If you're still following along in this example, you
can now see for yourself how this works. Open the NorthwindCS.ADP Client/Server
sample database with Microsoft Access. Go to the database window, choose the
Tables tab, and double-click on the Products table to open it. Delete a few
records, insert a few new records, and change a few records. For the changed
records, set the synchronized flag to False (0). (To delete existing records,
you will have to remove the referential integrity constraint between the Order
Details and Products table.) Issue the CREATE PROCEDURE statement shown in
Figure 3, then execute it as follows:
When you query the data on the iSeries, all of your modifications to the SQL Server table should be reflected.
Figure 4: This T-SQL shows how to use an updateable cursor on the iSeries
within a distributed transaction.
The major difference between this code and the code in Figure 3 (other than the table reversal) is that the transaction boundary has to be placed before the cursor declaration. This means that all of the records will be involved within the transaction boundary. To have an updateable cursor on a linked server, SQL Server requires that the isolation level be set to repeatable read or serializable. These locking levels are restrictive in terms of record locking, so use updateable cursors sparingly.
The one other thing to be aware of is that I had to modify the ODBC DSN with a default commitment control level of *NONE. Without this setting, I would erratically get error messages stating that the required transaction isolation level could not be achieved.
Trials and Tribulations of New Technology
Even though DTs are extremely useful and will continue to grow in popularity, there are still pitfalls. While the end product looks easy enough, it takes quite a bit of fiddling to get everything to work correctly. Listed below are some of the major things I battled with:
Linked Server Errors Cause Processing to Halt
Even though the code shows a tidy Commit and Rollback, the fact is that, when a linked server error occurs, the entire procedure stops with an error severity of 16. As far as I can tell, there is no way to trap these errors. (If someone knows a way around this, please let me and everyone else know by posting a note to the forum associated with this article.) If, for example, a record on the iSeries is locked so that it can't be changed, the procedure will just stop instead of allowing a programmatic response to the condition. This is the worst drawback I encountered.
Be careful when entering four-part table names because the RDB name, schema, and table names should be entered in uppercase. In a few cases, when I used an iSeries side cursor, column names seemed to be case-sensitive as well.

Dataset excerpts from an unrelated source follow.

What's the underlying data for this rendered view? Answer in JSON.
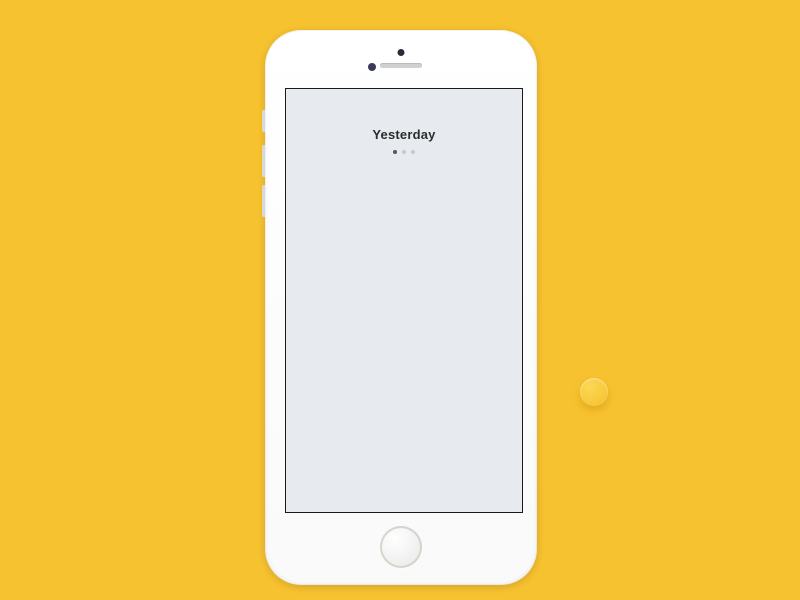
{
  "screen": {
    "title": "Yesterday",
    "page_index": 0,
    "page_count": 3
  }
}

If you need an updateable iSeries side cursor, SQL Server requires that the table have a unique index. If for some reason your base table isn't able to have a unique index, you can use a read-only cursor with individual UPDATE statements to change the data.
Service Pack Levels
- OS/400 V5R1 with Group Database Fix SF99501-04
- Windows XP Professional with Service Pack 1
- SQL Server 2000 (with no service pack and Service Packs 1 and 3)
- Client Access V5R1 SI05361 and SI06804
- iSeries Access V5R2 SI07675, SI06631 (SI05853 didn't work)
Things are a little too fragile for my liking. Unfortunately, it seems that the CA ODBC driver's ability to work with DQs and DTs changes from service pack to service pack. For instance, I had complete success with everything shown in this article using CA V5R2 SI07675. However, SI05853 was a complete flop. The V5R1 SI06804 did everything except for the iSeries-side updateable cursor.
My only reason for sharing this information is that it was frustrating trying to find the right combination of software levels to make the thing work!
Ensuring the Veracity and Timeliness of Shared Data
As the requirements for sharing data between
platforms in real time increases, so will the popularity of DTs. Their ease of
use and ability to guarantee the "all or nothing" concept among multiple
database servers make them an ideal candidate for fulfilling many of the
cross-platform interface requirements.